Let’s recall patient MK to illustrate the economic sense of such a move. Had she undergone the cardiac catheterization, a modest coronary artery narrowing might have been detected, which in the prevailing medical culture would have supported the misdiagnosis of angina. This would have lent momentum for intervention. The cost would have been exorbitant and would not have ended with the procedure. Frequent surveillance by cardiologists, with costly annual nuclear studies of the heart, would have continued over 40 years of her likely life expectancy. Can anyone venture to estimate the cost? Social costs would have come as well. Indubitably she would have not been able to pay her medical bills and would have lost her home and perhaps her job. She would then become a recipient of Medicaid, paid by taxpayers. Yet the current system does not reimburse a doctor for a conversation with a patient but instead handsomely rewards the path not taken with MK. How crazy and corrupt can a system grow before an informed citizenry consigns it to the junkyard of history? Do you still doubt we need a Renaissance in medicine?(8)
References and Notes
1. The “butterfly effect” was first referred to by Lorenz in an address to the annual meeting of the American Association for the Advancement of Science on December 29, 1979.
2. Charles Darwin’s pioneering in this area is explored in his book The Expression of the Emotions in Man and Animals, published in 1872.
3. Lown, B. The Lost Art of Healing. Paperback. Ballantine Books, New York, 1996.
4. Lown, B. Prescription for Survival: A Doctor’s Journey to End Nuclear Madness. Berrett-Koehler, San Francisco, 2008.
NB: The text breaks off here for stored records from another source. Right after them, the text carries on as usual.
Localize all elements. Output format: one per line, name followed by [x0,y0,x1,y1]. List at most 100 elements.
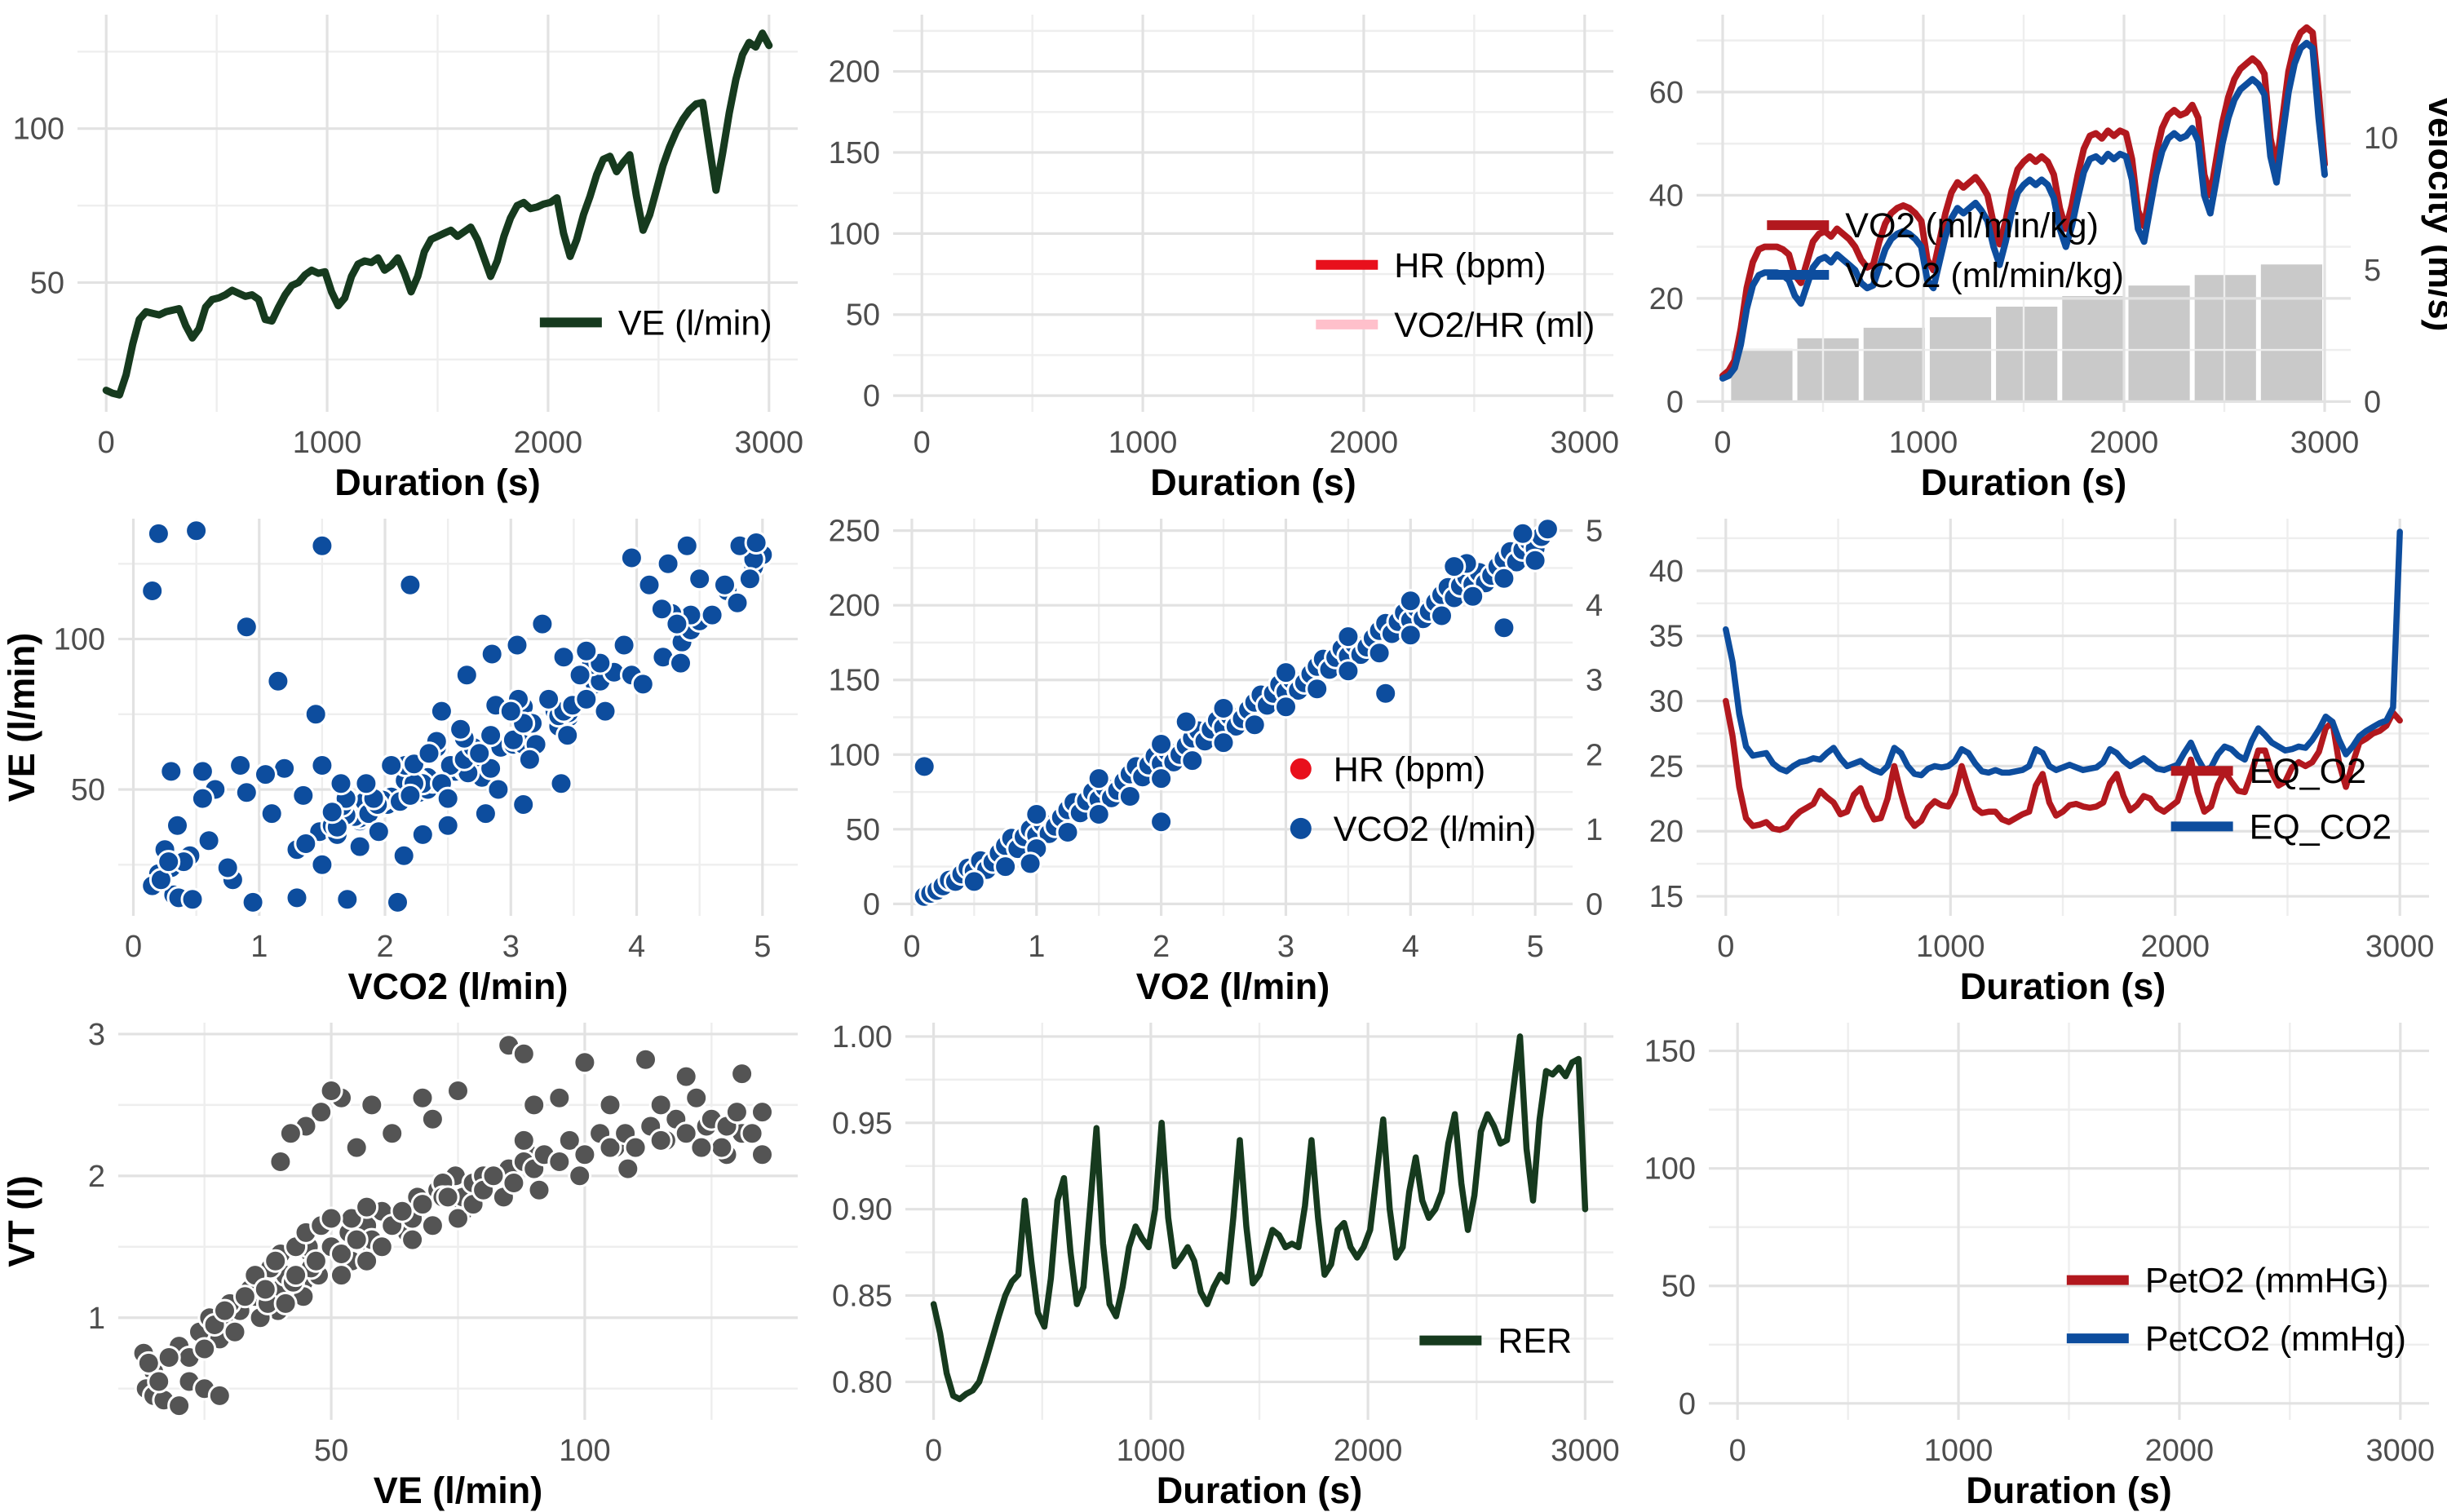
y-axis-tick-label: 100 [829,217,880,251]
data-point [241,890,265,914]
velocity-bar [2260,264,2323,402]
data-point [234,780,259,805]
y-axis-tick-label: 0 [1679,1387,1696,1421]
x-axis-title: VO2 (l/min) [1136,966,1330,1007]
data-point [446,1079,470,1103]
y-axis-tick-label: 0 [1666,385,1684,419]
data-point [568,663,592,687]
panel-background [816,1008,1631,1512]
data-point [1055,820,1080,844]
data-point [648,1128,673,1152]
data-point [329,771,353,796]
legend-key-VCO2 (l/min) [1290,817,1312,839]
series-line-RER [930,1033,1589,1403]
y-axis-tick-label: 50 [846,813,880,847]
legend-label: EQ_CO2 [2250,807,2392,847]
data-point [1149,767,1174,791]
data-point [637,573,662,597]
data-point [480,642,504,666]
panel-vt-vs-ve: 1 2 3 50 100 VE (l/min) VT (l) [0,1008,816,1512]
data-point [335,887,360,912]
data-point [197,829,221,853]
y-axis-tick-label: 40 [1649,179,1684,213]
data-point [1018,851,1042,876]
data-point [259,802,284,826]
x-axis-tick-label: 3000 [2366,1434,2436,1468]
data-point [574,687,599,711]
data-point [1211,696,1236,720]
data-point [724,1100,749,1125]
data-point [737,567,762,591]
data-point [1398,623,1423,648]
panel-rer: 0.80 0.85 0.90 0.95 1.00 0 1000 2000 3000 Duratio… [816,1008,1631,1512]
data-point [284,1263,308,1288]
data-point [285,886,309,910]
data-point [273,1291,298,1315]
data-point [993,855,1018,879]
data-point [574,639,599,663]
right-axis-title: Velocity (m/s) [2421,95,2447,331]
x-axis-title: Duration (s) [1921,462,2127,503]
data-point [294,832,318,855]
legend-label: EQ_O2 [2250,752,2366,791]
data-point [674,1121,698,1146]
x-axis-tick-label: 1000 [1924,1434,1993,1468]
data-point [263,1249,288,1273]
legend-label: VCO2 (l/min) [1334,810,1536,849]
data-point [436,813,460,838]
data-point [634,1047,657,1072]
data-point [522,1093,546,1117]
data-point [1442,555,1467,579]
data-point [537,687,561,711]
rer-chart: 0.80 0.85 0.90 0.95 1.00 0 1000 2000 3000 Duratio… [816,1008,1631,1512]
data-point [147,1369,171,1394]
data-point [180,887,205,912]
data-point [669,651,693,675]
data-point [310,852,334,877]
vt-vs-ve-chart: 1 2 3 50 100 VE (l/min) VT (l) [0,1008,816,1512]
data-point [1398,589,1423,613]
data-point [1086,767,1111,791]
data-point [505,633,529,657]
data-point [551,645,576,670]
data-point [744,531,768,555]
data-point [366,820,391,844]
data-point [573,1050,597,1075]
x-axis-tick-label: 5 [1527,930,1544,964]
y-axis-tick-label: 0.95 [832,1107,892,1141]
velocity-bar [1996,307,2058,402]
data-point [573,1143,597,1167]
panel-eqo2-eqco2: 15 20 25 30 35 40 0 1000 2000 3000 Duration (s) EQ_… [1631,504,2447,1008]
panel-ve-vs-vco2: 50 100 0 1 2 3 4 5 VCO2 (l/min) VE (l/min) [0,504,816,1008]
panel-vo2-vco2-velocity: 0 20 40 60 0 1000 2000 3000 0 5 10 Velocity (m/s) Du… [1631,0,2447,504]
peto2-petco2-chart: 0 50 100 150 0 1000 2000 3000 Duration (s) PetO2 … [1631,1008,2447,1512]
data-point [1086,802,1111,826]
right-axis-tick-label: 4 [1586,589,1603,623]
panel-background [0,1008,816,1512]
data-point [674,1064,698,1089]
data-point [1174,710,1198,734]
data-point [215,855,240,880]
gridlines-minor [893,15,1613,412]
data-point [547,1150,572,1174]
right-axis-tick-label: 0 [2364,385,2381,419]
velocity-bar [2194,275,2256,402]
data-point [254,763,277,787]
y-axis-tick-label: 0 [863,887,880,922]
x-axis-tick-label: 0 [903,930,920,964]
y-axis-tick-label: 100 [54,623,105,657]
data-point [398,573,423,597]
scatter-points [131,1033,774,1418]
data-point [557,1128,582,1152]
y-axis-tick-label: 50 [30,266,64,300]
data-point [360,1093,384,1117]
gridlines-minor [118,1023,798,1420]
velocity-bar [1929,316,1992,402]
x-axis-tick-label: 1000 [1108,426,1178,460]
data-point [166,813,189,838]
data-point [619,546,644,570]
data-point [530,612,555,636]
data-point [392,843,416,868]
5. Ejection fraction (EF) refers to the volume of blood ejected with each heartbeat compared to the capacity of the left ventricle. Below 50 percent is abnormal. One rarely encounters EFs of less than 20 percent.
6. Reddy S. “The missing ‘E’s of medical education.” Opinion-Leader page. The Hindu, June 25, 2009.
7. Worcester A. Past and present methods in the practice of medicine. Boston Medical and Surgical Journal, February 1912.
8. This subject will be elaborated on in future essays.